Movies

Skin review – tattooed neo-Nazi turns his face from evil


Jamie Bell’s tough performance carries this forthright, earnest, if limited drama, based on the true story of a far-right American skinhead called Bryon Widner and his attempts to leave a neo-Nazi white-power cult. This involved the agonising removal of his grotesque facial tattoos with their various Hitlerian symbols and fantasy nordic insignia. It’s a vivid metaphor for the denazification process.

The film is written and directed by Israeli-born film-maker Guy Nattiv (working from a TV documentary called Erasing Hate).

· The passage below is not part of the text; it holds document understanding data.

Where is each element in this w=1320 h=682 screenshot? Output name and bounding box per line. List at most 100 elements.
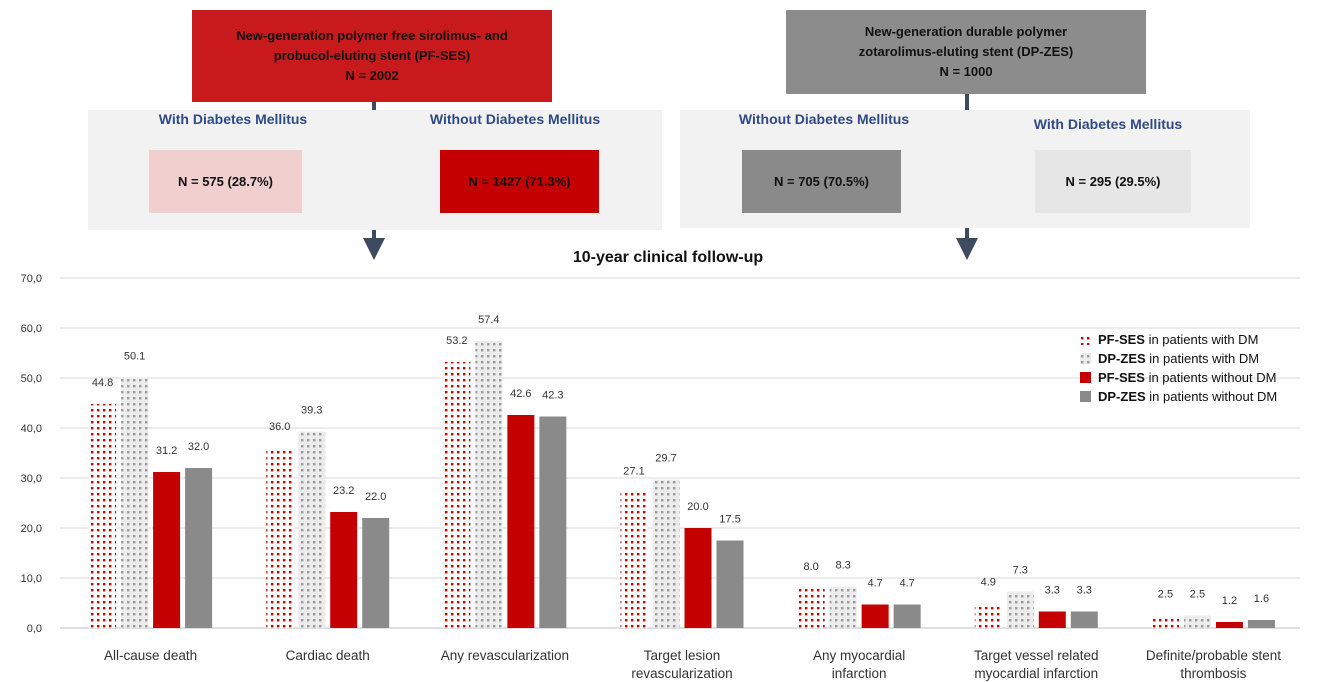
x-category-label: Any myocardial infarction <box>813 648 905 681</box>
x-category-label: Target vessel related myocardial infarcti… <box>974 648 1099 681</box>
x-category-label-line: Definite/probable stent <box>1146 648 1281 663</box>
legend-entry: PF-SES in patients without DM <box>1098 370 1276 385</box>
data-label: 8.3 <box>835 560 850 572</box>
legend-entry-desc: in patients with DM <box>1145 332 1258 347</box>
pf-ses-title-line1: New-generation polymer free sirolimus- a… <box>236 28 508 43</box>
bar <box>716 540 744 628</box>
data-label: 50.1 <box>124 351 145 363</box>
pf-ses-header-box: New-generation polymer free sirolimus- a… <box>192 10 552 102</box>
data-label: 4.9 <box>981 577 996 589</box>
data-label: 3.3 <box>1045 585 1060 597</box>
legend-entry-series: PF-SES <box>1098 332 1145 347</box>
bar <box>507 415 535 628</box>
data-label: 31.2 <box>156 445 177 457</box>
dp-zes-without-dm-n-box: N = 705 (70.5%) <box>742 150 901 213</box>
pf-ses-with-dm-n: N = 575 (28.7%) <box>177 174 274 189</box>
data-label: 1.6 <box>1254 593 1269 605</box>
bar <box>1183 615 1211 628</box>
bar <box>861 604 889 628</box>
data-label: 29.7 <box>655 453 676 465</box>
x-category-label-line: myocardial infarction <box>974 666 1098 681</box>
x-category-label-line: infarction <box>832 666 887 681</box>
bar <box>121 377 149 628</box>
x-category-label-line: thrombosis <box>1180 666 1246 681</box>
dp-zes-with-dm-n-box: N = 295 (29.5%) <box>1035 150 1191 213</box>
x-category-label-line: Target lesion <box>644 648 721 663</box>
bar <box>1006 591 1034 628</box>
legend-swatch <box>1080 353 1091 364</box>
bar <box>330 512 358 628</box>
data-label: 2.5 <box>1190 589 1205 601</box>
pf-ses-without-dm-label: Without Diabetes Mellitus <box>429 111 601 127</box>
data-label: 8.0 <box>803 561 818 573</box>
dp-zes-with-dm-n: N = 295 (29.5%) <box>1065 174 1161 189</box>
legend-entry-desc: in patients without DM <box>1146 389 1278 404</box>
x-category-label-line: Target vessel related <box>974 648 1099 663</box>
pf-ses-with-dm-label: With Diabetes Mellitus <box>158 111 308 127</box>
data-label: 4.7 <box>867 578 882 590</box>
bar <box>652 479 680 628</box>
arrow-down-icon <box>956 238 978 260</box>
y-tick-label: 50,0 <box>21 373 42 385</box>
bar <box>362 518 390 628</box>
pf-ses-without-dm-n: N = 1427 (71.3%) <box>468 174 571 189</box>
bar <box>829 586 857 628</box>
dp-zes-with-dm-label: With Diabetes Mellitus <box>1033 116 1183 132</box>
x-category-label: All-cause death <box>104 648 197 663</box>
data-label: 36.0 <box>269 421 290 433</box>
bar <box>443 362 471 628</box>
dp-zes-without-dm-n: N = 705 (70.5%) <box>773 174 870 189</box>
bar <box>1247 620 1275 628</box>
y-tick-label: 0,0 <box>27 623 42 635</box>
y-tick-label: 60,0 <box>21 323 42 335</box>
bar <box>185 468 213 628</box>
data-label: 39.3 <box>301 405 322 417</box>
data-label: 32.0 <box>188 441 209 453</box>
x-category-label-line: All-cause death <box>104 648 197 663</box>
bar <box>475 341 503 628</box>
pf-ses-title-line2: probucol-eluting stent (PF-SES) <box>273 48 471 63</box>
bar <box>1151 615 1179 628</box>
bar <box>1038 611 1066 628</box>
bar <box>1070 611 1098 628</box>
legend-swatch <box>1080 372 1091 383</box>
legend-entry-series: DP-ZES <box>1098 351 1146 366</box>
dp-zes-header-box: New-generation durable polymer zotarolim… <box>786 10 1146 94</box>
bar <box>684 528 712 628</box>
bar <box>539 416 567 628</box>
pf-ses-with-dm-n-box: N = 575 (28.7%) <box>149 150 302 213</box>
data-label: 42.6 <box>510 388 531 400</box>
bar <box>89 404 117 628</box>
x-category-label: Any revascularization <box>441 648 569 663</box>
dp-zes-without-dm-label: Without Diabetes Mellitus <box>738 111 910 127</box>
x-category-label-line: revascularization <box>631 666 732 681</box>
bar <box>298 431 326 628</box>
bar <box>974 603 1002 628</box>
chart-title: 10-year clinical follow-up <box>573 249 764 266</box>
data-label: 17.5 <box>719 514 740 526</box>
x-category-label-line: Cardiac death <box>286 648 370 663</box>
dp-zes-title-line1: New-generation durable polymer <box>864 24 1068 39</box>
data-label: 3.3 <box>1077 585 1092 597</box>
legend-entry: PF-SES in patients with DM <box>1098 332 1258 347</box>
legend-entry-series: PF-SES <box>1098 370 1145 385</box>
x-category-label: Definite/probable stent thrombosis <box>1146 648 1281 681</box>
legend-entry-desc: in patients with DM <box>1146 351 1259 366</box>
data-label: 1.2 <box>1222 595 1237 607</box>
x-category-label-line: Any revascularization <box>441 648 569 663</box>
data-label: 7.3 <box>1013 565 1028 577</box>
legend-entry: DP-ZES in patients without DM <box>1098 389 1277 404</box>
data-label: 2.5 <box>1158 589 1173 601</box>
legend-entry-desc: in patients without DM <box>1145 370 1277 385</box>
data-label: 4.7 <box>899 578 914 590</box>
data-label: 23.2 <box>333 485 354 497</box>
bar <box>893 604 921 628</box>
pf-ses-without-dm-n-box: N = 1427 (71.3%) <box>440 150 599 213</box>
y-tick-label: 10,0 <box>21 573 42 585</box>
data-label: 22.0 <box>365 491 386 503</box>
y-tick-label: 70,0 <box>21 273 42 285</box>
x-category-label-line: Any myocardial <box>813 648 905 663</box>
arrow-down-icon <box>363 238 385 260</box>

He was an Oscar-winner this year for his short film, Skin – which has no relation to this feature, other than a shared thematic concern with racial conflict.

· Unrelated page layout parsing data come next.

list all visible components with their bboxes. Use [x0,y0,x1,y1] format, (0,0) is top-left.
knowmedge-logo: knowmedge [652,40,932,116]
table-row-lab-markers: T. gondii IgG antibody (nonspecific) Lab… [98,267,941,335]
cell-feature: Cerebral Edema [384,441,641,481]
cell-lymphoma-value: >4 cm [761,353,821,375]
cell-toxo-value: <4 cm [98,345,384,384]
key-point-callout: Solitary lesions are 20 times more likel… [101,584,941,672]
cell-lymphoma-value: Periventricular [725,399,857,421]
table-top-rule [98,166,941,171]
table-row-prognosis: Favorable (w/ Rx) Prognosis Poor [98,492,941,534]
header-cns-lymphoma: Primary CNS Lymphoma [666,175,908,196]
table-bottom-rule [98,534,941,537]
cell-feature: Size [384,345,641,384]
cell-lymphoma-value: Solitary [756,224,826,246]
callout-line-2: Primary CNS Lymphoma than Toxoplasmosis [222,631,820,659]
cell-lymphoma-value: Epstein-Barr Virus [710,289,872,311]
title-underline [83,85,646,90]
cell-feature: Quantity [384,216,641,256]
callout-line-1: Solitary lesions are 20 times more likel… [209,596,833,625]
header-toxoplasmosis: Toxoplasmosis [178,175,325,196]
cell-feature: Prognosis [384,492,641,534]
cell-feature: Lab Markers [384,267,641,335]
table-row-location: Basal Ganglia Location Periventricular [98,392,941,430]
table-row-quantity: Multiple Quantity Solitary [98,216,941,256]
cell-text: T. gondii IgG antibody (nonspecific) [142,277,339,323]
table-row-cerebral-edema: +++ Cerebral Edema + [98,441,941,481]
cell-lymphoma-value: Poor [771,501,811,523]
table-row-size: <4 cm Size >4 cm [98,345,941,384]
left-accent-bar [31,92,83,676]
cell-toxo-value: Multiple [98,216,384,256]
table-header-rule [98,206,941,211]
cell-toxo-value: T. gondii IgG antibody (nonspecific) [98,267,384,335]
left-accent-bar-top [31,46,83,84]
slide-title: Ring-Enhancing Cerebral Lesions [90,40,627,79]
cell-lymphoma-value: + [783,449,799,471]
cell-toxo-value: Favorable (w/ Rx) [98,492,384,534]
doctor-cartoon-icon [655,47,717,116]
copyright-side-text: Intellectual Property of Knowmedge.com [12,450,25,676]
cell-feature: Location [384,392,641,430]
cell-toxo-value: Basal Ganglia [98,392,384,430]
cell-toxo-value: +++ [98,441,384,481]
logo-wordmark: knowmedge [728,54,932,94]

Bell plays Widner and Danielle Macdonald is excellent as Julie, the woman with three children with whom he falls in love and who encourages him to make the break with the creepy Nazis. Mike Colter plays Daryle Jenkins, the anti-fascist activist who works to “turn” extremists and helps to bring Widner in from the cold.

The drama involves a tricky balancing act. Widner has to be just enough of a Nazi bad guy so that we can appreciate his journey away from evil; but not so much of a Nazi that he stops being relatable. In fact, we never see him do anything purely horrible on his own. He is part of a brutal assault on a black teenager at a demo, which he appears instantly to regret, and an attack on a Muslim community centre whose horrendous effects he tries to minimise. Otherwise, the film presents him as the “good” neo-Nazi skinhead, disgusted by the brutal “bad” neo-Nazi skinheads.

It’s a curious spectacle, but when far-right footsoldiers want out, this might well be what happens. The visual impact of Widner without his tattoos is the point of the film: the image of humanity restored.

Skin is released in the UK on 27 September.